Des extraits sur le site de Planète Rebelle.

Les aventures de la famille MotorduIls en vivent des aventures les Motordu ! Un jour le prince à pâle au ventre (si ça se trouve c’est lapin dix huitres), une autre fois, comme on est en jouet c’est le temps des grandes balances et on part vers la Botte d’Azur, un autre jour ils s’aperçoivent qu’il y a un fantôme dans le chapeau, il y a aussi la fois où Marie-Parlotte a reçu un cheval appelé Belle-Chic en cadeau et enfin la fois où Motordu reçoit un père hoquet qui fait plein de bêtes hips et qui refuse qu’on le mette en cage.

Je pense que vous êtes nombreux à connaître Le prince de Motordu. J’ai grandi en lisant les livres de Pef et notamment les aventures de ce héros qui vit dans un chapeau avec la princesse Dézécolle et ses enfants Marie-Parlotte et Nid de Koala. Ici, les mots sont donc remplacés mais habillement, avec beaucoup d’humour, les doubles sens sont nombreux et hilarants. C’est la première fois que je découvrais ces livres sous forme de CD et je suis quand même sceptique ! Dans les livres du prince de Motordu, parfois on a besoin de relire une phrase pour en comprendre tous les sens, et en CD… c’est plus difficile ! Ça défile, on réfléchit à ce que l’on vient d’entendre et on se perd ! Et il n’y a pas les illustrations pour nous aider. Ma fille de six ans a quand même pris énormément de plaisir à l’écouter et riait en entendant les dialogues décalés de ces cinq histoires lues par Pef lui-même.
Le même vu par Maman Baobab.

Le monstre poilu et 3 autres histoiresC’est l’histoire d’un monstre qui était couvert de poils, un monstre poilu qui était d’une laideur abominable ! Un jour, alors qu’il passait par là, le roi fut capturé par le monstre poilu. Celui-ci accepta de le laisser partir s’il lui ramènerait le premier enfant qu’il croiserait. Sauf que le premier enfant qu’il croisa fut sa fille…
Léon était un roi qui ne supportait pas qu’on soit plus beau que lui. Quand quelqu’un osait cet affront, le roi lui faisait couper la tête. Les gens se mirent donc à s’enlaidir et forcément… plus personne ne tomba amoureux de personne et plus aucun bébé ne naissait. Jusqu’au jour où…
Il était une fois une sorcière qui aimait manger des enfants. Forcément, aux alentours ceux-ci ne sortaient plus et donc n’allaient plus à l’école. Forcément, ils devenaient idiots. Un jour, la sorcière croisa la route de deux de ces garnements, Pincemi et Pincemoi.

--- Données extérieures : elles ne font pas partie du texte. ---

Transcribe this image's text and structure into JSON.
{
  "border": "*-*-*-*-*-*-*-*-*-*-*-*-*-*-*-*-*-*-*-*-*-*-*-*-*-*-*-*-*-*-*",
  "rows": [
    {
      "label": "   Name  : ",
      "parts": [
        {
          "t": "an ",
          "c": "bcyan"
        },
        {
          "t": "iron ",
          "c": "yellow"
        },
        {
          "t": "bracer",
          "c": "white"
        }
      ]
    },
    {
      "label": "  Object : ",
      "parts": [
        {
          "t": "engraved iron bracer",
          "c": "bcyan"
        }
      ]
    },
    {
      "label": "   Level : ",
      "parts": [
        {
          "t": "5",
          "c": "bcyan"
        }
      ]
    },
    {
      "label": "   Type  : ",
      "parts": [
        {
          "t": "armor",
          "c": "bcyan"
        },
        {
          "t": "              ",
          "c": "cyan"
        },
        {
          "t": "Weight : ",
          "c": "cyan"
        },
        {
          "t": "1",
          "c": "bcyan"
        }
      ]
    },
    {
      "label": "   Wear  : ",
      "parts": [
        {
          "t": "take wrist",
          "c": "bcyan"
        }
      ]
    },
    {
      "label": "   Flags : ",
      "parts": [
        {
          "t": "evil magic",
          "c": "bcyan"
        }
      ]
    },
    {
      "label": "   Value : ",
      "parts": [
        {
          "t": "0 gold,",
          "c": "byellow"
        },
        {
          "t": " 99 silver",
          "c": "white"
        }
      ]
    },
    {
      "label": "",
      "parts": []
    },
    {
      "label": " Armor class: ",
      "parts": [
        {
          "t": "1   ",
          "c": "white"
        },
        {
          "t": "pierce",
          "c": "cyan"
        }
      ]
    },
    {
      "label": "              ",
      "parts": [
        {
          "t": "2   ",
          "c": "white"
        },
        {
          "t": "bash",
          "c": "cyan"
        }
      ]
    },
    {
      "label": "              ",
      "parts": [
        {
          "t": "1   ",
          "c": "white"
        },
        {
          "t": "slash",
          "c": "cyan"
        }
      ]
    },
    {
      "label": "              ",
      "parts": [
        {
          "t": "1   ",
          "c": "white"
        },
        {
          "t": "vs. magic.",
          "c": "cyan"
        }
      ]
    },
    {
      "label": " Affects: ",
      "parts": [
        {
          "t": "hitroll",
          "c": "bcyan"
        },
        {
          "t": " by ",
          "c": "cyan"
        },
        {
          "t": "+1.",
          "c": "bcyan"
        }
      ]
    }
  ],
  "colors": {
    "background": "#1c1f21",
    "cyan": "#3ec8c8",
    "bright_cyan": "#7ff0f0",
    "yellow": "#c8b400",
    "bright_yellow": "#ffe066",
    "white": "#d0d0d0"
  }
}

Quatre histoires d’Henriette Bichonnier (Le monstre poilu, Le retour du monstre poilu, Le roi des bons et Pincemi, Pincemoi et la sorcière) qui ont toutes été illustrées par Pef et surtout, mis à part Le retour du monstre poilu, qui ont marqué mon enfance (cela dit, je ne suis pas certain que Gallimard y ai pensé en faisant cette compilation). J’ai lu ces parodies de contes alors que j’avais 8-9 ans, à chaque Noël, chaque anniversaire, chaque occasion, je demandais un livre de Pef et ceux-là faisaient partie de mes préférés (avec Rendez-moi mes poux). Près de 30 ans plus tard, j’ai vu ma fille être morte de rire en entendant les « poil à » de la petite Lucille ou les blagues de Pincemi et Pincemoi. Ces histoires ne vieillissent pas, elles amusent toujours autant les enfants. Gallimard regroupe ici quatre lectures (enregistrées, respectivement, en 1984, 2014, 1990 et 2014) faites par Francis Perrin, Max de Bley, Pierre Junière, William Pinville et Pef lui-même. Pour tout vous dire, autant j’ai adoré découvrir Le monstre poilu, Le retour du monstre poilu et Pincemi, Pincemoi et la sorcière dans cette version CD, autant j’ai trouvé horripilante la lecture de Le roi des bons. Les comédiens surjouent… c’est assez insupportable ! Mais mis à part ce bémol, voilà des histoires pleines d’humour qui vont ravir les enfants et rappeler des souvenirs à pas mal de parents.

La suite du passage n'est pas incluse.